Nel tema natale o carta natale di una persona possiamo scoprire tutte le maschere che la persona indossa nel vivere la sua vita. E non c’è nulla di sbagliato. Sotto le maschere dell’ego (di cui spesso la persona può essere consapevole) ci sono poi le sottomaschere (di cui quasi sempre è inconsapevole). Immaginiamo come dei vestiti e delle sottovesti. I vestiti sono le maschere. Le sottovesti le sottomaschere.
Perché ci serviamo di un ego? Prima di tutto perché siamo incarnati e abbiamo bisogno di ego per andare nel mondo. Varie sfumature che rappresentano la nostra personalità e il nostro carattere. Ed è quanto mai divertente avere ego attraverso le varianti non solo fisiche, ma anche mentali, emozionali, spirituali. Lo squilibrio avviene quando abbiamo un ego ipertrofico che, in quanto tale, si disconnette dalla Voce dell’Anima. Smarrendo così la Verità per cui siamo Anima.
Che cosa disconnette Anima da Ego, anzi, Ego da Anima? La memoria del pericolo di contattare le ferite.
Ma veniamo alla metafora del sandwich: immaginiamo un sandwich con il primo strato di pane, poi per es. una fetta di prosciutto ( una maschera dell’ego) e poi una fetta di formaggio (una sottomaschera dell’ego). Sull’altra fetta di pane con cui comporre il sandwich immaginiamo tanto burro (Anima) che chiuderebbe il sandwich, ma sopra il burro ci sono anche dei pezzetti di peperoncino (le ferite). Chiudendo il sandwich che cosa andremo a mangiare? Qualcosa di appetitoso! Ma il peperoncino potrebbe essere troppo piccante, a meno che la fetta di prosciutto (maschera dell’ego) e la fetta di formaggio (sottomaschera dell’ego) siano talmente erte da non farci sentire il piccante del peperoncino, ma talmente erte, da non farci sentire neanche il sapore del burro.

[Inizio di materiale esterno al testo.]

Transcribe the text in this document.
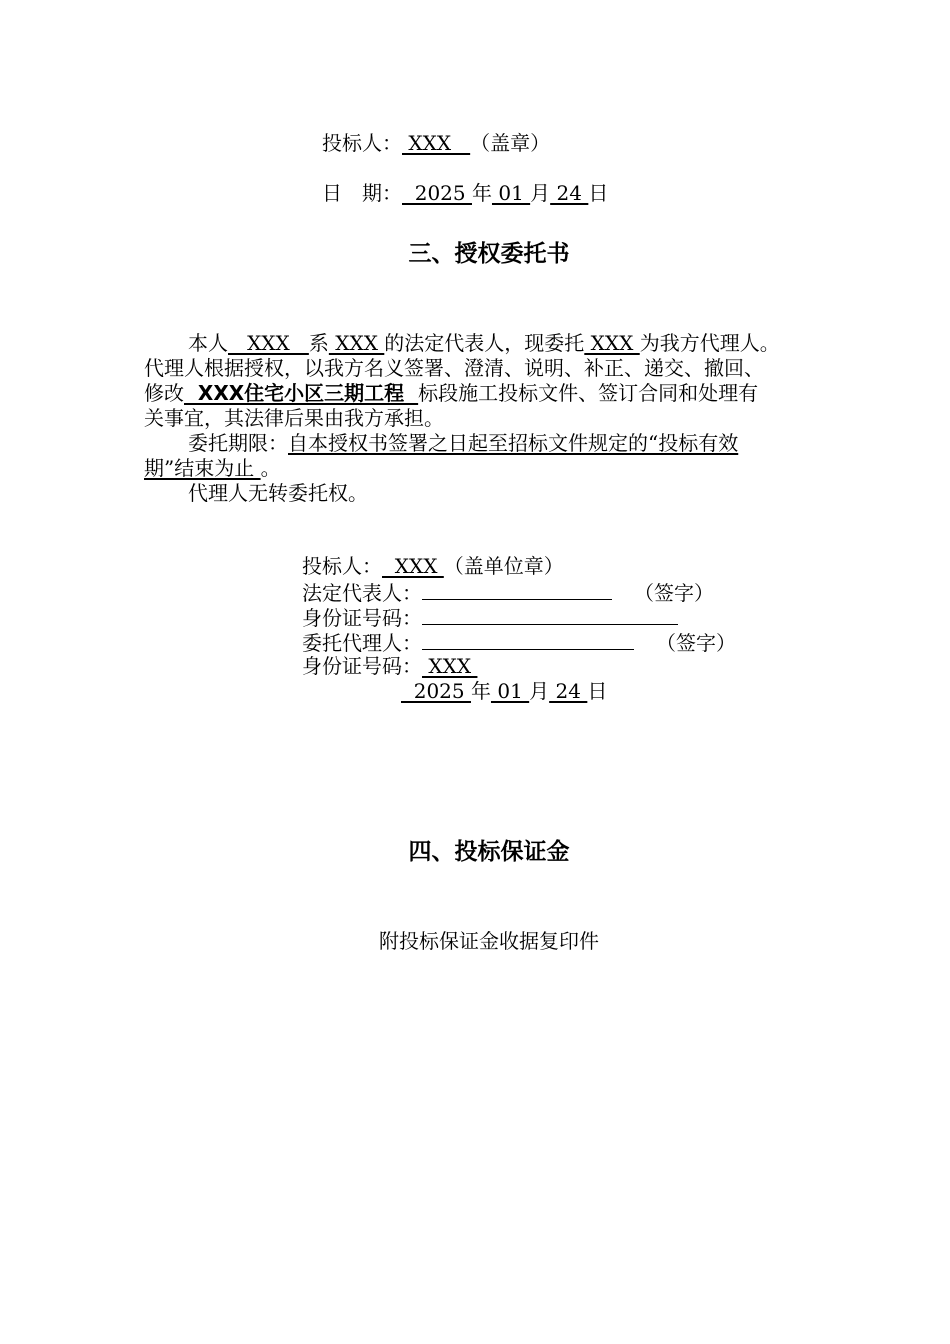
投标人： XXX   （盖章）
日　期：  2025 年 01 月 24 日
三、授权委托书
本人   XXX   系 XXX 的法定代表人，现委托 XXX 为我方代理人。
代理人根据授权，以我方名义签署、澄清、说明、补正、递交、撤回、
修改  XXX住宅小区三期工程  标段施工投标文件、签订合同和处理有
关事宜，其法律后果由我方承担。
委托期限：自本授权书签署之日起至招标文件规定的“投标有效
期”结束为止 。
代理人无转委托权。
投标人：  XXX （盖单位章）
法定代表人：	（签字）
身份证号码：
委托代理人：	（签字）
身份证号码： XXX
2025 年 01 月 24 日
四、投标保证金
附投标保证金收据复印件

Ecco questo accade quando l’ego con le sue maschere e sottomaschere è talmente IPER da scollarsi dalle ferite, per il terrore della sofferenza. Eppure scollandosi dalle ferite in memoria del pericolo di ricontattarle soffrendo, chiude il contatto con la voce dell’Anima. E quando vive tutta la vita solo mostrandosi egoicamente senza esprimere la voce della propria Anima purtroppo tutta l’esistenza è ben lontana dall’evoluzione spirituale. Anche quando la persona sembra una persona spirituale, ma corazzata da un ego IPER sta piuttosto dando voce al proprio ego spirituale, dove l’Anima grida per essere ascoltata.
Un lavoro sul corpo, sulle corazze muscolari, e su tutto ciò che l’allontana dalla propria autenticità può altresì aiutarla ad aprire la porta del cuore per esprimere tutto ciò che l’Anima ha da esprimere.
All’opposto può esserci anche un ego assai frammentato o invisibile o fragile che sente perennemente la voce dell’Anima senza però poterla portare sul palcoscenico della vita, proprio perché carente di una struttura egoica adeguata. Un ego fragile è altresì sinonimo di tanti malesseri in cui è necessario costruire un ego quantomeno morbido, ma assolutamente necessario a poter permettere alla persona di andare nel mondo come Anima ma anche come persona.